The optimal solution would likely involve fractional values for every present variable, and only integer solutions (0 or 1) are possible, and I added that the entire space could be essentially rotated (and translated) so that the hyperplane containing the optimal value is transformed to the hyperplane with the equation that the last coordinate is 0, and all of the integral feasible points that met the total weight constraint would be mapped to points with the last coordinate positive. Then I said that of all the images under the rotation/translation of the integral feasible points, the optimal integer solution would correspond to the image point with the lowest positive value for the last coordinate.

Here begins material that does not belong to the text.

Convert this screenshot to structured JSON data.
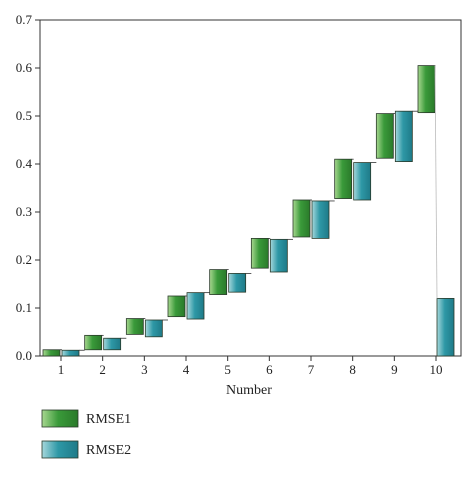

Well, I confused the hyperplane of the optimal total value with the hyperplane of the maximum possible weight. So I accordingly modify my algorithm. Instead of the rotation/translation, use a linear (or affine) transformation that maps the hyperplane of the optimal value to that with the equation that the last coordinate is 0, and that also maps the hyperplane of the maximum allowable weight to the hyperplane with the equation that the second last coordinate is 0, and such that a positive last coordinate indicates the total value is less than the optimal and a negative last coordinate indicates the total value is greater than the optimal, and such that a positive second last coordinate indicates an allowable total weight, and finally such that the absolute value of the last coordinate is the difference between the total value and the optimal value (there is at least one such transformation such that all this is possible).
Finally, of all the images under the linear/affine transformation of the integral feasible points, the optimal integer solution will be the one with the positive second last coordinate and the minimum positive last coordinate.